Na perspectiva dos trabalhadores, o CRAS constitui-se em um espaço de referência
para a população, porém, as principais demandas apresentadas são distintas nos municípios.
168
Há municípios que já conseguiram fazer com que a população veja o papel do CRAS para
além das concessões materiais, como espaço de trocas e de acesso à informações, enquanto
em outros, o que prevalece é a inclusão em programas sociais e acesso à benefícios eventuais.
No que tange ao controle social, podemos destacar que ainda há muito que avançar.
Identificamos realidades em que a composição dos conselhos não passam de algo meramente
formal, que não consegue ir além do papel, como também nos deparamos com situações em
que há tentativas para que os conselhos sejam ativos, mas, falta o engajamento dos seus
membros.
Em relação ao trabalho social com famílias, cada município o realiza à seu modo.
Cabe aqui destacar o quanto ainda precisa-se de esclarecimentos a respeito do objetivo deste
trabalho e das possíveis abordagens metodológicas existentes.

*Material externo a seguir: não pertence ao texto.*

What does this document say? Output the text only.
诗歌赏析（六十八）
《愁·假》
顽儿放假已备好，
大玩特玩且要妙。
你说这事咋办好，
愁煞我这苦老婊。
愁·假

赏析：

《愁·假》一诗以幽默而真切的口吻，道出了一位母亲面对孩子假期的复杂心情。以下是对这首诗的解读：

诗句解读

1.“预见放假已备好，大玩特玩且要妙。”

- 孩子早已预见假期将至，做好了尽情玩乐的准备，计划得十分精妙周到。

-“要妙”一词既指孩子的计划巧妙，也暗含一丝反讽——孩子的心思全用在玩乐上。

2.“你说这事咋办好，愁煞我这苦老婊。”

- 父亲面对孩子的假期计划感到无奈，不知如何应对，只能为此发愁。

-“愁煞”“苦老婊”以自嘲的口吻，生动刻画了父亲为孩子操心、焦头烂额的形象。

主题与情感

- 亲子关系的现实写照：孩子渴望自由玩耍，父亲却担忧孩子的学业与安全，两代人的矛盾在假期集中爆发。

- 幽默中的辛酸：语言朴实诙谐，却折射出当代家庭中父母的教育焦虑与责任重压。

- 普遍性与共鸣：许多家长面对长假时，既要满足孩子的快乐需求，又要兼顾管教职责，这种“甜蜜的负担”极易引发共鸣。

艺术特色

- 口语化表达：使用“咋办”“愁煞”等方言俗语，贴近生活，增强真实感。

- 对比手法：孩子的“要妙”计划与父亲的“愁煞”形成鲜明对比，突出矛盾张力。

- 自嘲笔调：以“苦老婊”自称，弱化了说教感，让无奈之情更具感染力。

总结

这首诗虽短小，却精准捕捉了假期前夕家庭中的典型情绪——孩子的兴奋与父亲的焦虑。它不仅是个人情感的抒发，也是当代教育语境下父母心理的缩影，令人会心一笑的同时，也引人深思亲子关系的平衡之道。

O trabalho em rede é algo bastante desafiador, a falta de clareza do papel da política de
assistência social acaba sendo um ponto dificultador. As possibilidades para a efetivação de
um trabalho intersetorial são pequenas, ainda se prevalece a lógica individualista, onde cada
política social faz o seu trabalho. A ideia de que “vamos atender juntos, sob a perspectiva da
totalidade” ainda tem muito para avançar.
Mesmo com tantos entraves, os trabalhadores acreditam que o SUAS contribuiu
significativamente, eles acreditam que estamos no caminho para a efetivação do direito à
assistência social.
Pensar a assistência enquanto um direito social requer alcançar a superação de
diversos desafios com os quais nos deparamos.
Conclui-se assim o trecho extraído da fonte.